2. Take the Time to Discuss
After people voice their opinions, you need to take the time to discuss them – both the good ideas and the bad. It’s especially important to explain clearly (and calmly) why something isn’t a good idea. If somebody feels enthusiastic and wants to help, but their input gets shot down without any explanation, their motivation is going to drop pretty quickly.
You may think that explanations are a waste of time, but you are very, very wrong. An hour or two of discussion will not hurt your project – but skipping that time will.
3. Consider Instant Messaging
Meetings aren’t the only place for project discussions. In fact, small issues almost always arise outside the confines of meetings, and these issues can usually be solved without summoning the whole team together. Instant messaging will help you and your team members get on top of those issues in the shortest amount of time possible.

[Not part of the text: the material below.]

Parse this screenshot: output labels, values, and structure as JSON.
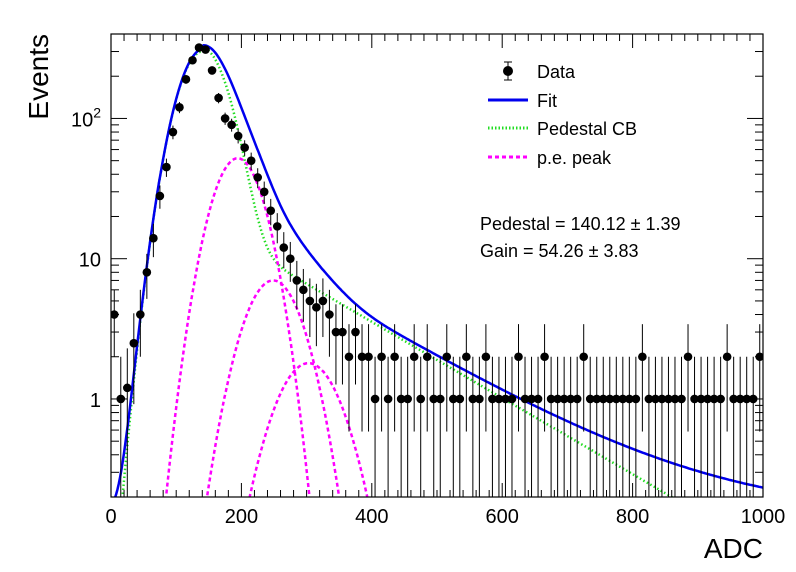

4. Don’t Assume People Can Read Your Mind
This is perhaps the biggest communication mistake that project managers fall for. They assume that everybody has as much understanding about the project as they do, which isn’t always the case.
Make sure to clearly explain every step that has to be taken in detail and ask your team if they have any questions at the end. Also dedicate time to explaining anything unclear afterwards.
This might be time-consuming and tiring for you, but in the long run, it will help you get everyone on the same page and eliminate (or at least minimize) the chance of possible misunderstandings in future.
5. Hold One-on-One Meetings
This might be harder to pull off if you are working with a big team, but one-on-one meetings are a great way to see how each individual team member is doing. When there are a lot of people around, some of us may feel too shy to express our true thoughts and feelings. This can lead to some employees not sharing some damn good ideas that could really help you your project.
Devoting just a few minutes every once in a while to one-on-one meetings with each of your employees is a great way to strengthen bonds and encourage even the shiest team members to speak up.
(Bonus!) Use Appropriate Software
In the modern world, it makes no sense to rely entirely on Excel spreadsheets and in-person meetings to track and facilitate team communication. The business world is very dynamic, and your team needs to keep up with the pace or the industry – or else.
Project management software is designed specifically for project management purposes, and among other useful functions, it can improve team communication significantly. Whether you are a few miles away from your office or on another continent, the right software will allow you to close team communication gaps and save precious time.
Communication is somewhat different for every team. Some teams excel at it, while others struggle. As a project manager, it’s your job to find out more about your team members and look for ways to improve communication inside the team. This is your ideal route to successful projects.